The main thing you need to investigate is the different options you have when mapping on entity. For example in the next piece of code the cascade all option will instruct jpa to delete the child list when the parent is deleted.

@OneToMany(fetch = FetchType.LAZY, cascade = { CascadeType.ALL }, mappedBy = "parent")
private Set<Child> events = new HashSet<Child>();
  1. Yes. You maintain the object tree and modify it to look like what you want.
  2. Yes and no. If you want the entity to reference null, then yes. For instance, if you are removing one Entity, then you should clean up any references to it held by other entities that you are not removing. A practical example: its good practice to let an Employee know his/her Manager has been let go. If the Employee is going to stay, it should either have its manager reference nulled out or set to a different manager, before the current manager can be removed.
    If the employee is going to be removed as well, then cascade remove can cascade to all the Manager's subordinates, in which case you do not need to clean up their references to the manager - as they are going away too.

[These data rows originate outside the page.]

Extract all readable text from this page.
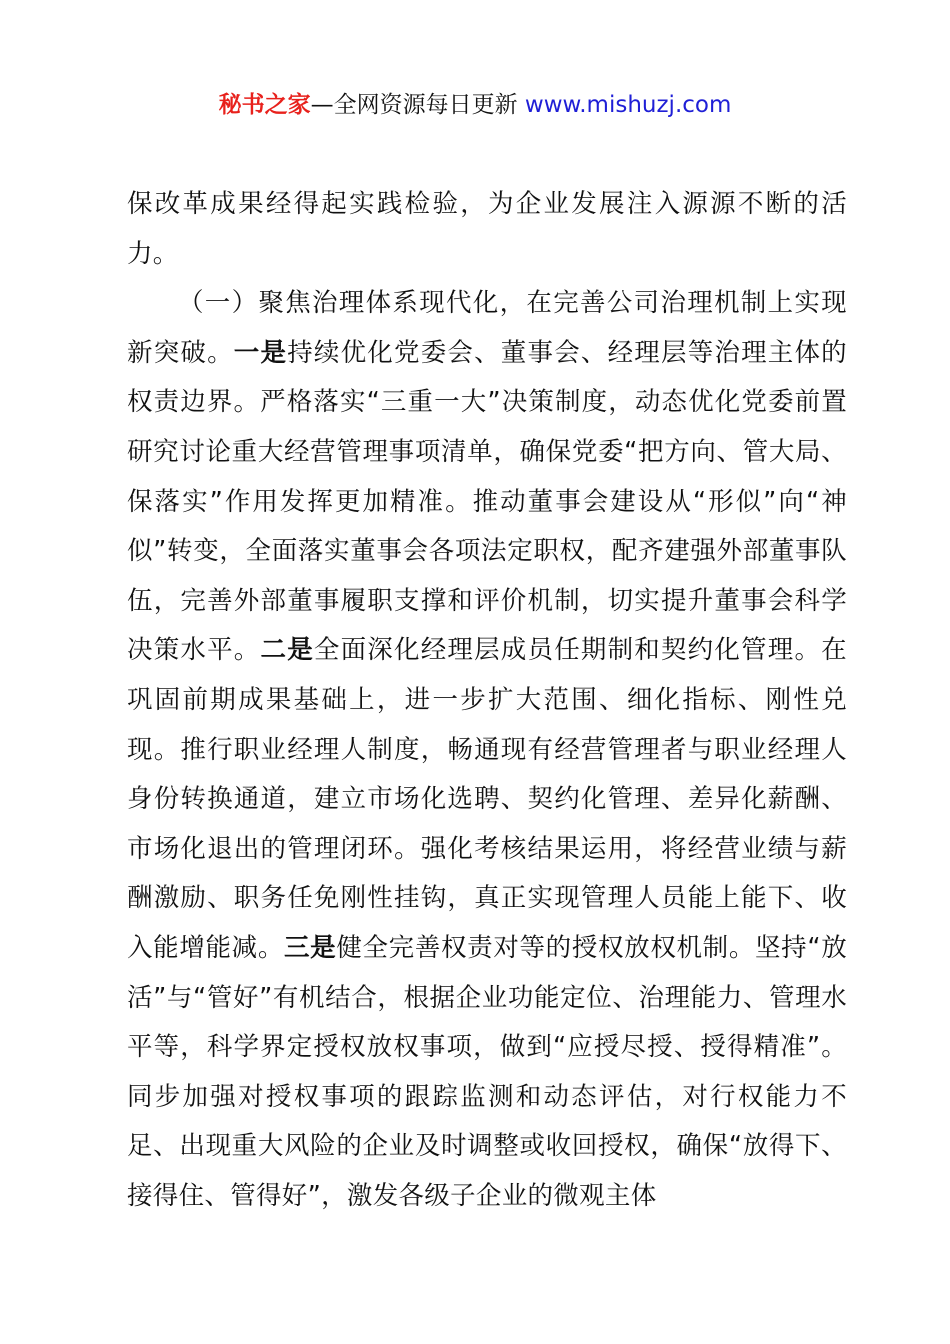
秘书之家—全网资源每日更新 www.mishuzj.com

保改革成果经得起实践检验，为企业发展注入源源不断的活力。

（一）聚焦治理体系现代化，在完善公司治理机制上实现新突破。一是持续优化党委会、董事会、经理层等治理主体的权责边界。严格落实“三重一大”决策制度，动态优化党委前置研究讨论重大经营管理事项清单，确保党委“把方向、管大局、保落实”作用发挥更加精准。推动董事会建设从“形似”向“神似”转变，全面落实董事会各项法定职权，配齐建强外部董事队伍，完善外部董事履职支撑和评价机制，切实提升董事会科学决策水平。二是全面深化经理层成员任期制和契约化管理。在巩固前期成果基础上，进一步扩大范围、细化指标、刚性兑现。推行职业经理人制度，畅通现有经营管理者与职业经理人身份转换通道，建立市场化选聘、契约化管理、差异化薪酬、市场化退出的管理闭环。强化考核结果运用，将经营业绩与薪酬激励、职务任免刚性挂钩，真正实现管理人员能上能下、收入能增能减。三是健全完善权责对等的授权放权机制。坚持“放活”与“管好”有机结合，根据企业功能定位、治理能力、管理水平等，科学界定授权放权事项，做到“应授尽授、授得精准”。同步加强对授权事项的跟踪监测和动态评估，对行权能力不足、出现重大风险的企业及时调整或收回授权，确保“放得下、接得住、管得好”，激发各级子企业的微观主体
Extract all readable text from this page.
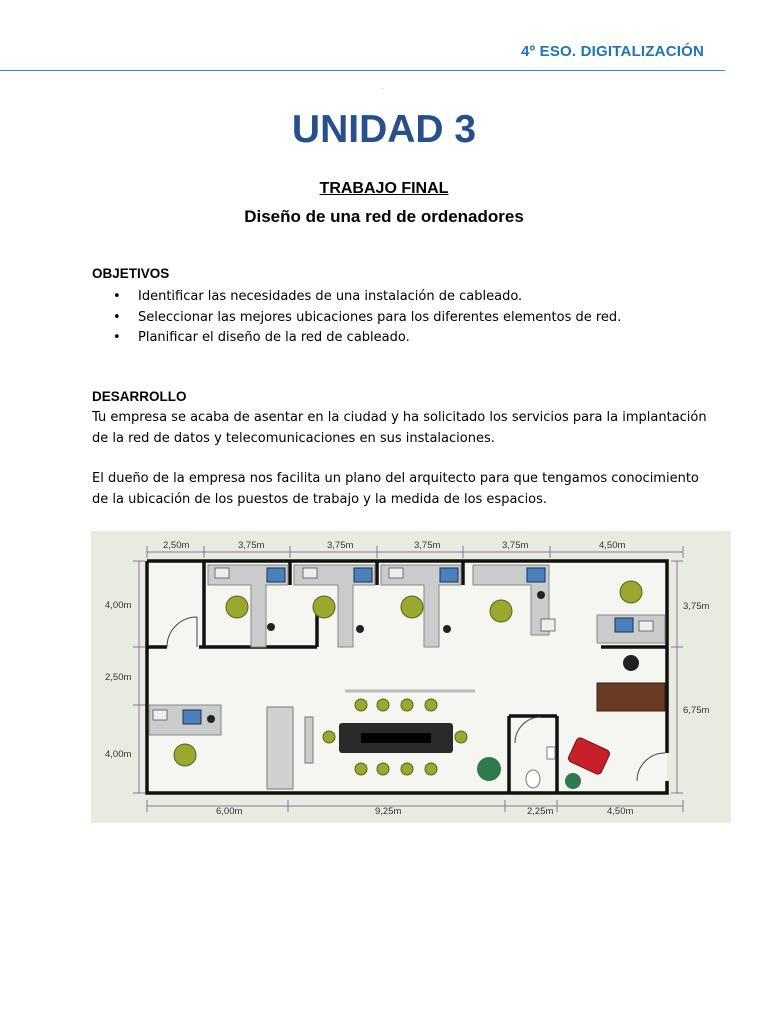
4º ESO. DIGITALIZACIÓN
.
UNIDAD 3
TRABAJO FINAL
Diseño de una red de ordenadores
OBJETIVOS
• Identificar las necesidades de una instalación de cableado.
• Seleccionar las mejores ubicaciones para los diferentes elementos de red.
• Planificar el diseño de la red de cableado.
DESARROLLO
Tu empresa se acaba de asentar en la ciudad y ha solicitado los servicios para la implantación de la red de datos y telecomunicaciones en sus instalaciones.
El dueño de la empresa nos facilita un plano del arquitecto para que tengamos conocimiento de la ubicación de los puestos de trabajo y la medida de los espacios.
2,50m	3,75m	3,75m	3,75m	3,75m	4,50m
6,00m	9,25m	2,25m	4,50m
4,00m
2,50m
4,00m
3,75m
6,75m
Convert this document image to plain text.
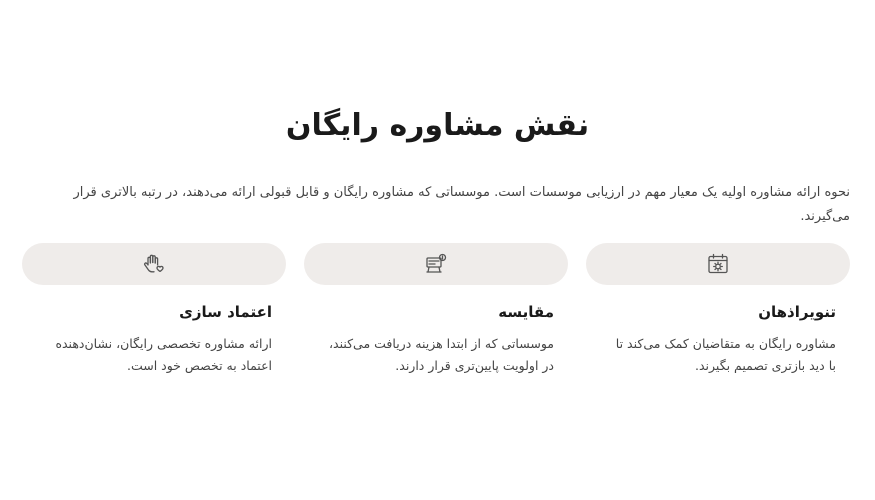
نقش مشاوره رایگان

نحوه ارائه مشاوره اولیه یک معیار مهم در ارزیابی موسسات است. موسساتی که مشاوره رایگان و قابل قبولی ارائه می‌دهند، در رتبه بالاتری قرار می‌گیرند.

تنویراذهان
مشاوره رایگان به متقاضیان کمک می‌کند تا با دید بازتری تصمیم بگیرند.
مقایسه
موسساتی که از ابتدا هزینه دریافت می‌کنند، در اولویت پایین‌تری قرار دارند.
اعتماد سازی
ارائه مشاوره تخصصی رایگان، نشان‌دهنده اعتماد به تخصص خود است.
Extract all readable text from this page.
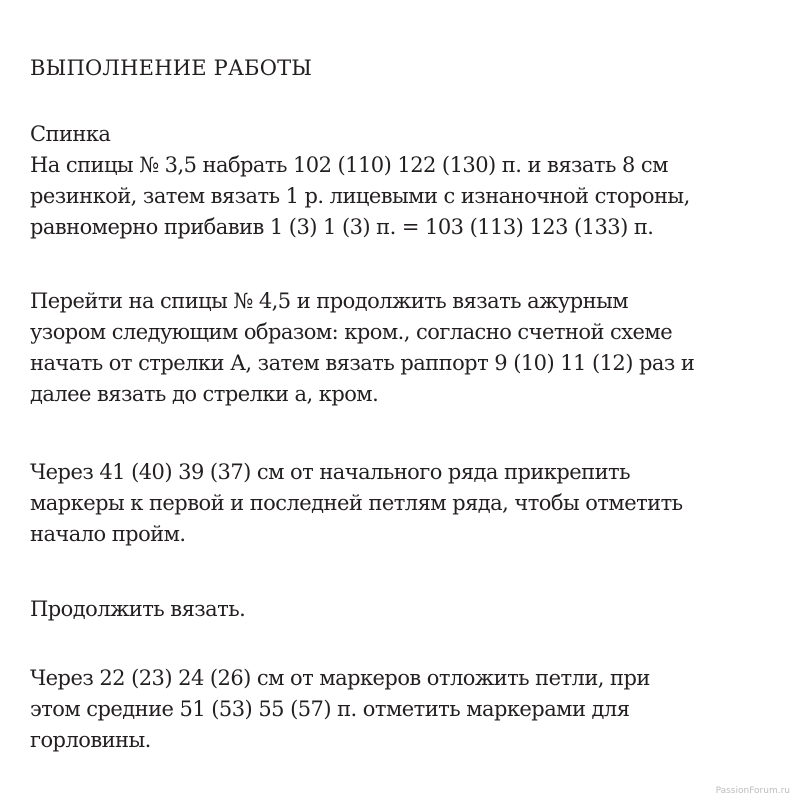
ВЫПОЛНЕНИЕ РАБОТЫ
Спинка
На спицы № 3,5 набрать 102 (110) 122 (130) п. и вязать 8 см
резинкой, затем вязать 1 р. лицевыми с изнаночной стороны,
равномерно прибавив 1 (3) 1 (3) п. = 103 (113) 123 (133) п.
Перейти на спицы № 4,5 и продолжить вязать ажурным
узором следующим образом: кром., согласно счетной схеме
начать от стрелки А, затем вязать раппорт 9 (10) 11 (12) раз и
далее вязать до стрелки а, кром.
Через 41 (40) 39 (37) см от начального ряда прикрепить
маркеры к первой и последней петлям ряда, чтобы отметить
начало пройм.
Продолжить вязать.
Через 22 (23) 24 (26) см от маркеров отложить петли, при
этом средние 51 (53) 55 (57) п. отметить маркерами для
горловины.
PassionForum.ru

  3. I don't quite understand what SQL is setting to null. Deleting removes the row in the database, so there isn't anything to set to null. Cleaning up a reference shouldn't be that difficult in the object model, as JPA has a number of events to help such as preremove preupdate etc. In the end though, the problem is with your java objects. They are just java objects, so if you want something done, your application will need to do it for the most part. JPA handles building them and pushing them to the database, not changing the state for you.
  4. Yes and no. If you set up a bidirectional relationship, you must maintain both sides as mentioned above. If you set the child's parent reference to null, you should let the parent know it no longer has a child, wouldn't you? Your parent will continue to reference its child for as long as that Parent instance exists. So even though the database is updated/controlled through the side that owns a relationship, the object model will be out of synch with the database until it is refreshed or somehow reloaded. JPA allows for multiple levels of caching, so it all depends on your provider setup how long that Parent instance will exist referencing a Child that no longer exists in the database.